FOR many generations the Dukes of Montrose have been intimately associated with the City of Glasgow. In the days of Charles I. the Great Marquis had his chief seat at Mugdock Castle, a few miles to the north, and the town house of the family, known as the Duke's Lodging in Drygate, was long one of the most notable buildings in the city. Among their other offices, Dukes of Montrose were Chancellors of Glasgow University in 1715, 1743, 1781, and 1837, and in the great events, benevolent enterprises, and royal pageants of the city, they have always taken a foremost place. The relationship has become permanent in a very real way through the circumstance that Glasgow's water supply is derived from Loch Katrine on the Montrose estate. The house has also always filled a brilliant and heroic place in the history of the country. The late Duke held the high offices of Postmaster-General and Lord Steward of the Household, and in the achievements of bygone centuries it is enough to mention the names of the brave and brilliant Marquis who was Lieutenant-General for King Charles I., and of Sir John the Graham the heroic comrade of SirWilliam Wallace in the Scottish Wars of Independence.

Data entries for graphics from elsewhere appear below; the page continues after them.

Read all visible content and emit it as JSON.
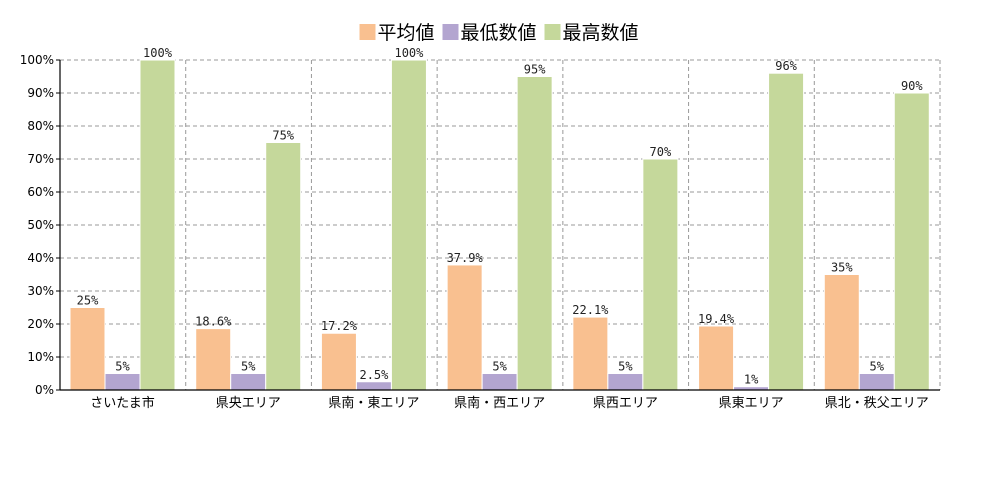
{
  "chart_data": {
    "type": "bar",
    "title": "",
    "xlabel": "",
    "ylabel": "",
    "ylim": [
      0,
      100
    ],
    "y_ticks": [
      "0%",
      "10%",
      "20%",
      "30%",
      "40%",
      "50%",
      "60%",
      "70%",
      "80%",
      "90%",
      "100%"
    ],
    "grid": true,
    "legend_position": "top-center",
    "categories": [
      "さいたま市",
      "県央エリア",
      "県南・東エリア",
      "県南・西エリア",
      "県西エリア",
      "県東エリア",
      "県北・秩父エリア"
    ],
    "series": [
      {
        "name": "平均値",
        "color": "#f9c090",
        "values": [
          25,
          18.6,
          17.2,
          37.9,
          22.1,
          19.4,
          35
        ],
        "labels": [
          "25%",
          "18.6%",
          "17.2%",
          "37.9%",
          "22.1%",
          "19.4%",
          "35%"
        ]
      },
      {
        "name": "最低数値",
        "color": "#b3a5d0",
        "values": [
          5,
          5,
          2.5,
          5,
          5,
          1,
          5
        ],
        "labels": [
          "5%",
          "5%",
          "2.5%",
          "5%",
          "5%",
          "1%",
          "5%"
        ]
      },
      {
        "name": "最高数値",
        "color": "#c5d89b",
        "values": [
          100,
          75,
          100,
          95,
          70,
          96,
          90
        ],
        "labels": [
          "100%",
          "75%",
          "100%",
          "95%",
          "70%",
          "96%",
          "90%"
        ]
      }
    ]
  }
}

    His Grace of Montrose has long been popular in several arenas. An enthusiast for "the sport of kings" he still keeps a few racehorses in the stables at Buchanan Castle, and occasionally shows their metal by winning an "event." His horse, Dazzle, won the Ayr Gold Cup for years, three of these in succession. Another of the Duke's horses, Hop-Bloom, won the Manchester Cup in 1897, the first year it was run for. And his Grace's most famous steed, Strathblane, won over thirty races, fourteen of them in Scotland, including the Ayr Gold Cup and the other chief events at Ayr, Paisley, Perth, and Lanark. At one time or other his Grace has carried off most of the historical racing trophies of Scotland, including the Paisley Silver Bells and the Lanark Silver Bells.
    The Duke has been a great traveller and a mighty hunter, seeking his sport in many remote places of the earth, and among his trophies at Buchanan are a huge alligator skin and a praying wheel from India, a war drum from Burma, the heads of buffalo and other big game from Central Africa, and a most interesting collection of weapons of all kinds from these regions, the Andaman Islands, and elsewhere.

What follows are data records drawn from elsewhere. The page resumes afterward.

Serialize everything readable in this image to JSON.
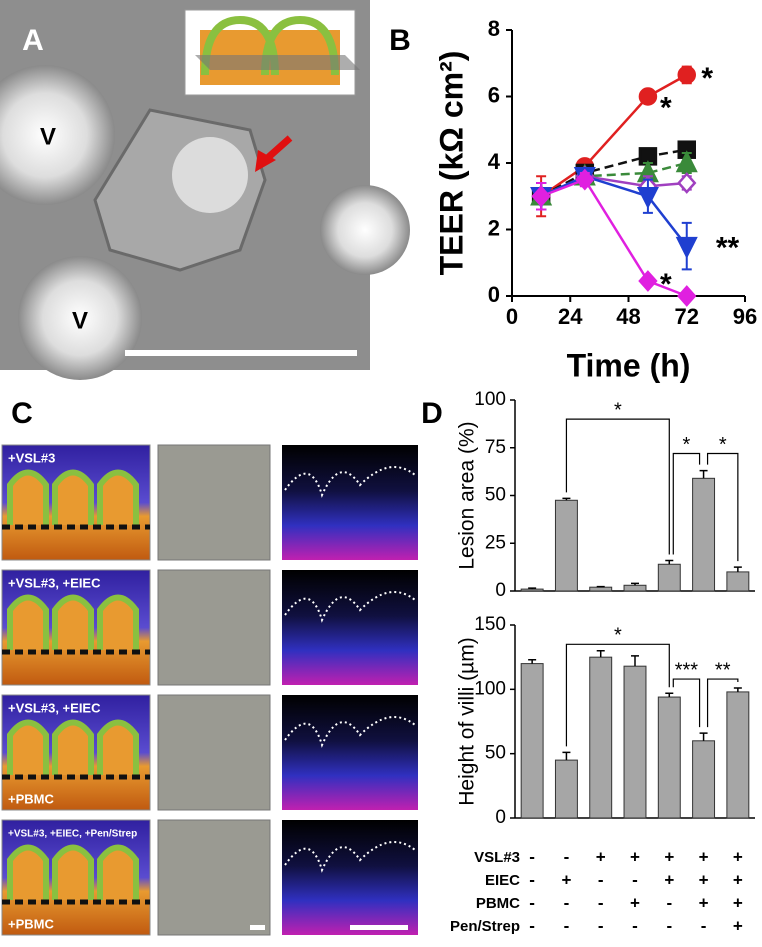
{
  "panels": [
    "A",
    "B",
    "C",
    "D"
  ],
  "panel_a": {
    "labels": [
      "V",
      "V"
    ]
  },
  "panel_c": {
    "rows": [
      {
        "top": "+VSL#3"
      },
      {
        "top": "+VSL#3, +EIEC"
      },
      {
        "top": "+VSL#3, +EIEC",
        "bottom": "+PBMC"
      },
      {
        "top": "+VSL#3, +EIEC, +Pen/Strep",
        "bottom": "+PBMC"
      }
    ]
  },
  "treatments": {
    "rows": [
      {
        "label": "VSL#3",
        "signs": [
          "-",
          "-",
          "+",
          "+",
          "+",
          "+",
          "+"
        ]
      },
      {
        "label": "EIEC",
        "signs": [
          "-",
          "+",
          "-",
          "-",
          "+",
          "+",
          "+"
        ]
      },
      {
        "label": "PBMC",
        "signs": [
          "-",
          "-",
          "-",
          "+",
          "-",
          "+",
          "+"
        ]
      },
      {
        "label": "Pen/Strep",
        "signs": [
          "-",
          "-",
          "-",
          "-",
          "-",
          "-",
          "+"
        ]
      }
    ]
  },
  "chart_data": [
    {
      "type": "line",
      "x_label": "Time (h)",
      "y_label": "TEER (kΩ cm²)",
      "x": [
        12,
        30,
        56,
        72
      ],
      "xlim": [
        0,
        96
      ],
      "xticks": [
        0,
        24,
        48,
        72,
        96
      ],
      "ylim": [
        0,
        8
      ],
      "yticks": [
        0,
        2,
        4,
        6,
        8
      ],
      "series": [
        {
          "color": "#e02020",
          "marker": "circle",
          "filled": true,
          "dashed": false,
          "values": [
            3.0,
            3.9,
            6.0,
            6.65
          ],
          "errors": [
            0.6,
            0.2,
            0.1,
            0.25
          ]
        },
        {
          "color": "#111111",
          "marker": "square",
          "filled": true,
          "dashed": true,
          "values": [
            3.0,
            3.7,
            4.2,
            4.4
          ],
          "errors": [
            0.4,
            0.2,
            0.1,
            0.1
          ]
        },
        {
          "color": "#3a8a3a",
          "marker": "triangle",
          "filled": true,
          "dashed": true,
          "values": [
            3.0,
            3.6,
            3.7,
            4.0
          ],
          "errors": [
            0.4,
            0.2,
            0.3,
            0.3
          ]
        },
        {
          "color": "#a040c0",
          "marker": "diamond",
          "filled": false,
          "dashed": false,
          "values": [
            3.0,
            3.6,
            3.3,
            3.4
          ],
          "errors": [
            0.4,
            0.2,
            0.3,
            0.2
          ]
        },
        {
          "color": "#1f3fd0",
          "marker": "triangle-down",
          "filled": true,
          "dashed": false,
          "values": [
            3.0,
            3.6,
            3.0,
            1.5
          ],
          "errors": [
            0.4,
            0.2,
            0.5,
            0.7
          ]
        },
        {
          "color": "#e020e0",
          "marker": "diamond",
          "filled": true,
          "dashed": false,
          "values": [
            3.0,
            3.5,
            0.45,
            0.0
          ],
          "errors": [
            0.4,
            0.2,
            0.1,
            0.05
          ]
        }
      ],
      "annotations": [
        {
          "text": "*",
          "x": 61,
          "y": 5.6
        },
        {
          "text": "*",
          "x": 78,
          "y": 6.5
        },
        {
          "text": "**",
          "x": 84,
          "y": 1.4
        },
        {
          "text": "*",
          "x": 61,
          "y": 0.3
        }
      ]
    },
    {
      "type": "bar",
      "y_label": "Lesion area (%)",
      "color": "#a6a6a6",
      "categories": [
        null,
        null,
        null,
        null,
        null,
        null,
        null
      ],
      "values": [
        1,
        47.5,
        2,
        3,
        14,
        59,
        10
      ],
      "errors": [
        0.5,
        1,
        0.3,
        1,
        2,
        4,
        2.5
      ],
      "ylim": [
        0,
        100
      ],
      "yticks": [
        0,
        25,
        50,
        75,
        100
      ],
      "significance": [
        {
          "pair": [
            1,
            4
          ],
          "label": "*"
        },
        {
          "pair": [
            4,
            5
          ],
          "label": "*"
        },
        {
          "pair": [
            5,
            6
          ],
          "label": "*"
        }
      ]
    },
    {
      "type": "bar",
      "y_label": "Height of villi (µm)",
      "color": "#a6a6a6",
      "categories": [
        null,
        null,
        null,
        null,
        null,
        null,
        null
      ],
      "values": [
        120,
        45,
        125,
        118,
        94,
        60,
        98
      ],
      "errors": [
        3,
        6,
        5,
        8,
        3,
        6,
        3
      ],
      "ylim": [
        0,
        150
      ],
      "yticks": [
        0,
        50,
        100,
        150
      ],
      "significance": [
        {
          "pair": [
            1,
            4
          ],
          "label": "*"
        },
        {
          "pair": [
            4,
            5
          ],
          "label": "***"
        },
        {
          "pair": [
            5,
            6
          ],
          "label": "**"
        }
      ]
    }
  ]
}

    In 1872 the Duke joined the Coldstream Guards, and two years later was transferred to the 5th Lancers; but he retired from the army in 1878. For many years his Grace was commanding officer of the Glasgow Yeomanry, and in that position he greatly popularised the regiment. When the recent Boer War broke out he was commander of the 3rd Battalion Argyll and Sutherland Highlanders, and he went with his regiment to Ireland on garrison duty. Twelve months later the battalion volunteered for active service in South Africa, and the Duke took his men out to the Cape in January, 1902. At the seat of war he commanded the column which constructed the block-houses in the North-west of Cape Colony, from Victoria West to Calvinia, a distance of 370 miles. Two block-houses, on the average, were built to the mile, and the column consisted of 19 officers and 485 men, with 289 natives, 326 horses, 312 mules, and 286 donkeys. It was this device of block-house construction which brought the war to an end.

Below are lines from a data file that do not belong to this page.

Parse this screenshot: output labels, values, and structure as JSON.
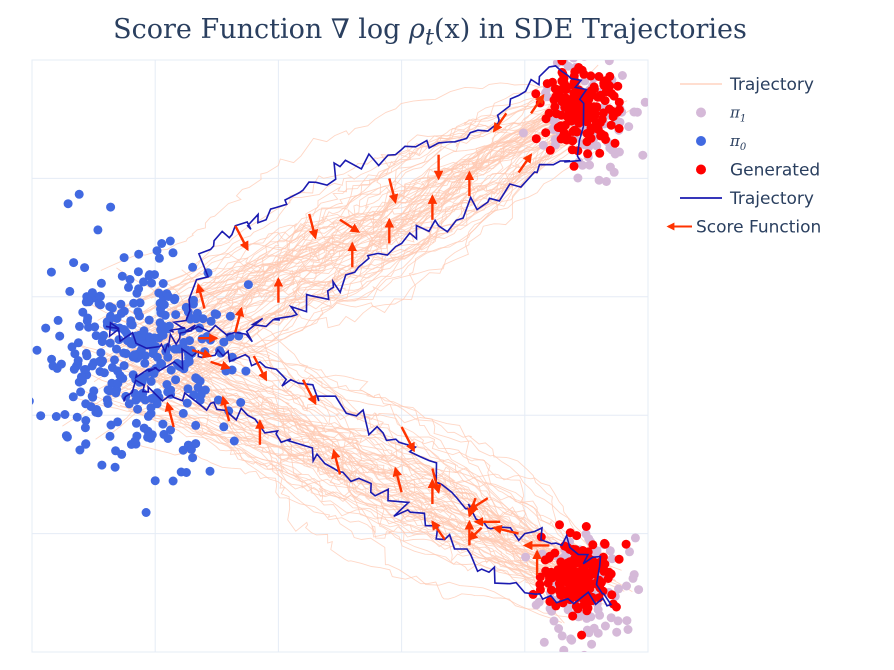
{
  "chart_data": {
    "type": "scatter",
    "title": "Score Function ∇ log ρ_t(x) in SDE Trajectories",
    "title_parts": {
      "prefix": "Score Function ∇ log ",
      "math": "ρ",
      "sub": "t",
      "suffix": "(x)",
      "tail": " in SDE Trajectories"
    },
    "xlabel": "",
    "ylabel": "",
    "xlim": [
      0,
      1
    ],
    "ylim": [
      0,
      1
    ],
    "grid": true,
    "legend_position": "right",
    "legend": [
      {
        "label": "Trajectory",
        "kind": "line",
        "color": "#ffc9b3"
      },
      {
        "label": "π",
        "sub": "1",
        "kind": "marker",
        "color": "#d5b9d8"
      },
      {
        "label": "π",
        "sub": "0",
        "kind": "marker",
        "color": "#4169e1"
      },
      {
        "label": "Generated",
        "kind": "marker",
        "color": "#ff0000"
      },
      {
        "label": "Trajectory",
        "kind": "line",
        "color": "#1a1ab0"
      },
      {
        "label": "Score Function",
        "kind": "arrow",
        "color": "#ff3300"
      }
    ],
    "series": [
      {
        "name": "π1",
        "color": "#d5b9d8",
        "clusters": [
          {
            "center": [
              0.9,
              0.91
            ],
            "spread": [
              0.04,
              0.05
            ],
            "count": 110
          },
          {
            "center": [
              0.9,
              0.1
            ],
            "spread": [
              0.045,
              0.05
            ],
            "count": 110
          }
        ]
      },
      {
        "name": "π0",
        "color": "#4169e1",
        "clusters": [
          {
            "center": [
              0.17,
              0.5
            ],
            "spread": [
              0.075,
              0.09
            ],
            "count": 330
          }
        ]
      },
      {
        "name": "Generated",
        "color": "#ff0000",
        "clusters": [
          {
            "center": [
              0.89,
              0.92
            ],
            "spread": [
              0.03,
              0.03
            ],
            "count": 180
          },
          {
            "center": [
              0.89,
              0.13
            ],
            "spread": [
              0.03,
              0.03
            ],
            "count": 180
          }
        ]
      }
    ],
    "trajectory_bundles": [
      {
        "color": "#ffc9b3",
        "start": [
          0.17,
          0.5
        ],
        "end": [
          0.9,
          0.92
        ],
        "count": 70,
        "noise": 0.014
      },
      {
        "color": "#ffc9b3",
        "start": [
          0.17,
          0.5
        ],
        "end": [
          0.9,
          0.12
        ],
        "count": 70,
        "noise": 0.014
      }
    ],
    "highlighted_trajectories": [
      {
        "color": "#1a1ab0",
        "points": [
          [
            0.23,
            0.54
          ],
          [
            0.25,
            0.56
          ],
          [
            0.29,
            0.68
          ],
          [
            0.33,
            0.72
          ],
          [
            0.38,
            0.73
          ],
          [
            0.44,
            0.78
          ],
          [
            0.5,
            0.82
          ],
          [
            0.59,
            0.84
          ],
          [
            0.66,
            0.86
          ],
          [
            0.74,
            0.88
          ],
          [
            0.79,
            0.94
          ],
          [
            0.85,
            0.99
          ],
          [
            0.9,
            0.95
          ],
          [
            0.89,
            0.83
          ],
          [
            0.82,
            0.81
          ],
          [
            0.74,
            0.76
          ],
          [
            0.66,
            0.72
          ],
          [
            0.6,
            0.69
          ],
          [
            0.53,
            0.65
          ],
          [
            0.48,
            0.61
          ],
          [
            0.43,
            0.57
          ],
          [
            0.38,
            0.55
          ],
          [
            0.33,
            0.54
          ],
          [
            0.27,
            0.55
          ],
          [
            0.24,
            0.53
          ],
          [
            0.21,
            0.52
          ],
          [
            0.15,
            0.53
          ],
          [
            0.12,
            0.55
          ]
        ]
      },
      {
        "color": "#1a1ab0",
        "points": [
          [
            0.17,
            0.47
          ],
          [
            0.2,
            0.48
          ],
          [
            0.26,
            0.5
          ],
          [
            0.31,
            0.5
          ],
          [
            0.37,
            0.49
          ],
          [
            0.42,
            0.46
          ],
          [
            0.5,
            0.42
          ],
          [
            0.57,
            0.37
          ],
          [
            0.63,
            0.33
          ],
          [
            0.69,
            0.26
          ],
          [
            0.74,
            0.21
          ],
          [
            0.8,
            0.2
          ],
          [
            0.86,
            0.18
          ],
          [
            0.91,
            0.16
          ],
          [
            0.94,
            0.08
          ],
          [
            0.87,
            0.09
          ],
          [
            0.8,
            0.1
          ],
          [
            0.73,
            0.14
          ],
          [
            0.67,
            0.19
          ],
          [
            0.61,
            0.24
          ],
          [
            0.55,
            0.27
          ],
          [
            0.49,
            0.31
          ],
          [
            0.42,
            0.36
          ],
          [
            0.35,
            0.4
          ],
          [
            0.29,
            0.42
          ],
          [
            0.23,
            0.43
          ],
          [
            0.18,
            0.44
          ],
          [
            0.15,
            0.43
          ]
        ]
      }
    ],
    "score_arrows": [
      {
        "x": 0.33,
        "y": 0.72,
        "dx": 0.02,
        "dy": -0.04
      },
      {
        "x": 0.45,
        "y": 0.74,
        "dx": 0.01,
        "dy": -0.04
      },
      {
        "x": 0.5,
        "y": 0.73,
        "dx": 0.03,
        "dy": -0.02
      },
      {
        "x": 0.58,
        "y": 0.8,
        "dx": 0.01,
        "dy": -0.04
      },
      {
        "x": 0.66,
        "y": 0.84,
        "dx": 0.0,
        "dy": -0.04
      },
      {
        "x": 0.77,
        "y": 0.91,
        "dx": -0.02,
        "dy": -0.03
      },
      {
        "x": 0.81,
        "y": 0.91,
        "dx": 0.02,
        "dy": 0.03
      },
      {
        "x": 0.79,
        "y": 0.81,
        "dx": 0.02,
        "dy": 0.03
      },
      {
        "x": 0.71,
        "y": 0.77,
        "dx": 0.0,
        "dy": 0.04
      },
      {
        "x": 0.65,
        "y": 0.73,
        "dx": 0.0,
        "dy": 0.04
      },
      {
        "x": 0.58,
        "y": 0.69,
        "dx": 0.0,
        "dy": 0.04
      },
      {
        "x": 0.52,
        "y": 0.65,
        "dx": 0.0,
        "dy": 0.04
      },
      {
        "x": 0.4,
        "y": 0.59,
        "dx": 0.0,
        "dy": 0.04
      },
      {
        "x": 0.33,
        "y": 0.54,
        "dx": 0.01,
        "dy": 0.04
      },
      {
        "x": 0.28,
        "y": 0.58,
        "dx": -0.01,
        "dy": 0.04
      },
      {
        "x": 0.27,
        "y": 0.53,
        "dx": 0.03,
        "dy": 0.0
      },
      {
        "x": 0.26,
        "y": 0.51,
        "dx": 0.03,
        "dy": -0.01
      },
      {
        "x": 0.29,
        "y": 0.49,
        "dx": 0.03,
        "dy": -0.01
      },
      {
        "x": 0.36,
        "y": 0.5,
        "dx": 0.02,
        "dy": -0.04
      },
      {
        "x": 0.44,
        "y": 0.46,
        "dx": 0.02,
        "dy": -0.04
      },
      {
        "x": 0.6,
        "y": 0.38,
        "dx": 0.02,
        "dy": -0.04
      },
      {
        "x": 0.65,
        "y": 0.31,
        "dx": 0.01,
        "dy": -0.04
      },
      {
        "x": 0.6,
        "y": 0.27,
        "dx": -0.01,
        "dy": 0.04
      },
      {
        "x": 0.65,
        "y": 0.25,
        "dx": 0.0,
        "dy": 0.04
      },
      {
        "x": 0.5,
        "y": 0.3,
        "dx": -0.01,
        "dy": 0.04
      },
      {
        "x": 0.37,
        "y": 0.35,
        "dx": 0.0,
        "dy": 0.04
      },
      {
        "x": 0.32,
        "y": 0.39,
        "dx": -0.01,
        "dy": 0.04
      },
      {
        "x": 0.23,
        "y": 0.38,
        "dx": -0.01,
        "dy": 0.04
      },
      {
        "x": 0.73,
        "y": 0.21,
        "dx": -0.02,
        "dy": -0.02
      },
      {
        "x": 0.74,
        "y": 0.26,
        "dx": -0.03,
        "dy": -0.02
      },
      {
        "x": 0.76,
        "y": 0.22,
        "dx": -0.04,
        "dy": 0.0
      },
      {
        "x": 0.79,
        "y": 0.2,
        "dx": -0.04,
        "dy": 0.01
      },
      {
        "x": 0.84,
        "y": 0.18,
        "dx": -0.04,
        "dy": 0.0
      },
      {
        "x": 0.82,
        "y": 0.13,
        "dx": 0.0,
        "dy": 0.04
      },
      {
        "x": 0.71,
        "y": 0.18,
        "dx": 0.0,
        "dy": 0.04
      },
      {
        "x": 0.67,
        "y": 0.19,
        "dx": -0.02,
        "dy": 0.03
      },
      {
        "x": 0.72,
        "y": 0.26,
        "dx": -0.01,
        "dy": -0.03
      }
    ]
  }
}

    The Duke was born at old Buchanan House 7th November, 1852, and succeeded his father as 5th Duke 30th December, 1874. He married in 1876 Violet-Hermione. second daughter of Sir Frederick Graham, Bart., of Netherby, and has three sons and two daughters. Among his other dignities he is Lord Lieutenant of Stirlingshire, Hereditary Sheriff of Dunbartonshire, and General of the Royal Archers of Scotland. In 1890 he became Lord Clerk Register of Scotland, and he is an Aide-de-Camp to His Majesty, King Edward. At home he finds his recreation in shooting, angling, and forestry, for all of which the ducal demesne affords the amplest scope.